August 2011 by Kevin Berry
An evening spent at an Esk Valley Theatre show is now as essential a part of a holiday in this part of Yorkshire as a ride on the valley's steam railway or fish and chips in nearby Whitby. Locals too welcome quality theatre on their doorstep. They know a good thing up here.
This year's summertime treat is a revival of an NJ Crisp classic from the eighties. This is the type of thriller that will always go down well with holiday audiences but EVT's production stands out. It boasts exceptional acting and a superbly unsettling atmosphere
The pivotal character is Barrett who ingratiates his way into the home of the Driscolls, a couple with a colour supplement lifestyle. Andrew Whitehead, always a fine actor, plays Barrett with an inspired, Dickensian creepiness. When he has to create danger, he does. Just like that. He makes this production special.
Mark Stratton's direction tightens and tones the tension with excellent pacing and ensures the best possible reactions to the plot's twists and turns. James Hirst and Amy Ewbank are well cast as the Driscolls. Hirst shows no sign of recognising the dilemma he is in until he absolutely has to. Ewbank is convincingly foolish and then convincingly frightened.
All of that and a colourful conservatory set, from regular designer Pip Leckenby, that stops audiences in their tracks as they enter. This production will be referred to in glowing terms in many holiday postcards and over many B&B breakfast tables.
The Whitby Gazette
August 2011 by Emily Thwaite
I am a new member of this community and experienced the warm welcome at Glaisdale's Robinson Institute, the 100-year-old centre that is transformed into a theatre during August. Decorative lights beckon and there is even a bar available, rain or shine.
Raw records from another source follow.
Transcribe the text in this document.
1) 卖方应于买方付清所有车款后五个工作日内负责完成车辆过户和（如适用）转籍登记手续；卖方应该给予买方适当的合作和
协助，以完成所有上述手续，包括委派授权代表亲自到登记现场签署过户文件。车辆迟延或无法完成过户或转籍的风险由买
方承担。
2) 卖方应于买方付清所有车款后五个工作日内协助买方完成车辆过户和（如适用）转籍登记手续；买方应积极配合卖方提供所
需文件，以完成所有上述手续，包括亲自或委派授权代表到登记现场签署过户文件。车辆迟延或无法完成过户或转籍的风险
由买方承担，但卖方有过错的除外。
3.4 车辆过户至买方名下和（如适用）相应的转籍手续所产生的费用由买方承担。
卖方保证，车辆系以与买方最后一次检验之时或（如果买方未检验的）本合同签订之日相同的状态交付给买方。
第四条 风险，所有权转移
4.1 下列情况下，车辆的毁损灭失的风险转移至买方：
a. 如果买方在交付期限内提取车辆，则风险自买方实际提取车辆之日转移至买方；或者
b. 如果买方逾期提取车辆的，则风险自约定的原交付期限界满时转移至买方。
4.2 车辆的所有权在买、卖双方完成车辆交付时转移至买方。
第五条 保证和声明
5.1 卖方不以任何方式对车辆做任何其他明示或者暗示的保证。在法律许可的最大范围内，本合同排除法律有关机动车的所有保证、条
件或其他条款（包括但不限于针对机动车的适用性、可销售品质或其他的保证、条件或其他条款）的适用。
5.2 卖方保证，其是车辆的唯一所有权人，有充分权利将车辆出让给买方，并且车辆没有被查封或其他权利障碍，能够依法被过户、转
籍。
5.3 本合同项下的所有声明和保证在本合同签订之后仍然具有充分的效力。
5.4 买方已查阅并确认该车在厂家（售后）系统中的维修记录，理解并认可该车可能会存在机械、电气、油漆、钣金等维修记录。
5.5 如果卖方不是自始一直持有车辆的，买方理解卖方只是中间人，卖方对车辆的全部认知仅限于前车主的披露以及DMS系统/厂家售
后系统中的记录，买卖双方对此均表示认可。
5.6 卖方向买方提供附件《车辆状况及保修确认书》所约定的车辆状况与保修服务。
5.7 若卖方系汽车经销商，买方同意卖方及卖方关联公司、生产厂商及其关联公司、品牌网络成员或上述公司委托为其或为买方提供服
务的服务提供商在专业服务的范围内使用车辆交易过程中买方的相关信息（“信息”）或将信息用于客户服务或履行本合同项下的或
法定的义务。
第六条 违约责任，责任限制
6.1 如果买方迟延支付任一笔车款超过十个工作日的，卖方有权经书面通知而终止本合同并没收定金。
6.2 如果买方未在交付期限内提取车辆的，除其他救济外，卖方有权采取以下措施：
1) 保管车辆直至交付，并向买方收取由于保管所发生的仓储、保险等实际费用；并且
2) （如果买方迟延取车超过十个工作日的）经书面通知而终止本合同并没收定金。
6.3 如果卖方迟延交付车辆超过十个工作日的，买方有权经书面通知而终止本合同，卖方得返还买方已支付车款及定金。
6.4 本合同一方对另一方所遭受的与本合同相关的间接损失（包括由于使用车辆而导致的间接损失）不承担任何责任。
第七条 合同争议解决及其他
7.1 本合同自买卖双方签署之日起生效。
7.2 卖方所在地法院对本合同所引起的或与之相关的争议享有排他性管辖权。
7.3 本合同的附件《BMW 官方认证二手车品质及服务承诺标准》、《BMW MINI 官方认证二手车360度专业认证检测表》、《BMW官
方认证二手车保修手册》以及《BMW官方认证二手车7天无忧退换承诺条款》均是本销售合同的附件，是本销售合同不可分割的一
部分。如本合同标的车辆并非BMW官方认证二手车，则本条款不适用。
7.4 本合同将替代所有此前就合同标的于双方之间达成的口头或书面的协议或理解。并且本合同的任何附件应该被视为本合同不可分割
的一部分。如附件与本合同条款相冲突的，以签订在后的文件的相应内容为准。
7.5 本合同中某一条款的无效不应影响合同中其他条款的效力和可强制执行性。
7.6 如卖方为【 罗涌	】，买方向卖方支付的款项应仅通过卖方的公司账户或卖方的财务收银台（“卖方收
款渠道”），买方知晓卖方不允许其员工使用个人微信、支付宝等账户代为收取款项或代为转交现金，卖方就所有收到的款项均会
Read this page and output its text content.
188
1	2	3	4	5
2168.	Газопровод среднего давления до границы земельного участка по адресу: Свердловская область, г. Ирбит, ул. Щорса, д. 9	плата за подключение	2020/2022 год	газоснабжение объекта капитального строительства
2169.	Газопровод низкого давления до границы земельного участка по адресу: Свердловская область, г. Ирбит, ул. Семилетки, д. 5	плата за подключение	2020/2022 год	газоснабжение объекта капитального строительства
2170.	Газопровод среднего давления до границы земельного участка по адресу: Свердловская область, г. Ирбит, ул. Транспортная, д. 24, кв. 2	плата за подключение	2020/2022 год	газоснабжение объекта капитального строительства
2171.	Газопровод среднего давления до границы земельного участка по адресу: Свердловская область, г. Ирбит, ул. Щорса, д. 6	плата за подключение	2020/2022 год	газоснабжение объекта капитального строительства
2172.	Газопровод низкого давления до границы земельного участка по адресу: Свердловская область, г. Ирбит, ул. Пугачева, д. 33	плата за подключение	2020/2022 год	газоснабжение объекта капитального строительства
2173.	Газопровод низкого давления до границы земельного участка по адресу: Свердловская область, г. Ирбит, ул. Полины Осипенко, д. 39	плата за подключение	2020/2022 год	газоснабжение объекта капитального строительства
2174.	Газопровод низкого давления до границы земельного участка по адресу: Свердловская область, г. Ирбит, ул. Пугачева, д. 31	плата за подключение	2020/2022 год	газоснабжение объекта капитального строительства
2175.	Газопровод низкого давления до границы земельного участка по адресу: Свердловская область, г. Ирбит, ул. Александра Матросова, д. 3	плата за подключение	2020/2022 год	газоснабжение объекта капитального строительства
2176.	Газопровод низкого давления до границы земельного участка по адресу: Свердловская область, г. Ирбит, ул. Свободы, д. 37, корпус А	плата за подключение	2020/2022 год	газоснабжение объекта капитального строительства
Inside, a wonderfully absorbing play is revealed. This is real, 'grown-up' theatre, in the sense that it is clever, surprising and rewarding. There is wit without cheap laughs and language with serious weight. And you really want to know what happens next. The pace of this production is exquisite, drawing you in so that you listen carefully, intrigued by every development.
Fate, truth and revenge are all explored here - how might we behave in extreme circumstances?
All three characters are drawn almost painfully truthfully, with their inner lives unravelling in front of us.
Amy Ewbank portrays the multi-layered character of Sally Driscoll, who is often holding back insight and instinct, with superb subtlety.
James Hirst as Mark Driscoll exposes the character's unpeeling rawness most convincingly, particularly shocking and affecting in his sudden outburst of anger.
Andrew Whitehead as intruder John Barrett plays out his 'dangerous obsession' as compulsive viewing, perverting the attributes of trust and perseverance, making them far from dull. His careful, measured choice of words demonstrates his obsessively precise interpretation of the world. But, as he says: "There is a touch of madness in all of us".
By the end of the play, so much that has gone before strikes you as significant, actions, words, even thoughts - this is an event that stays with you.
Go and see this - such excellent acting and realistic staging on your doorstep, a rare thing.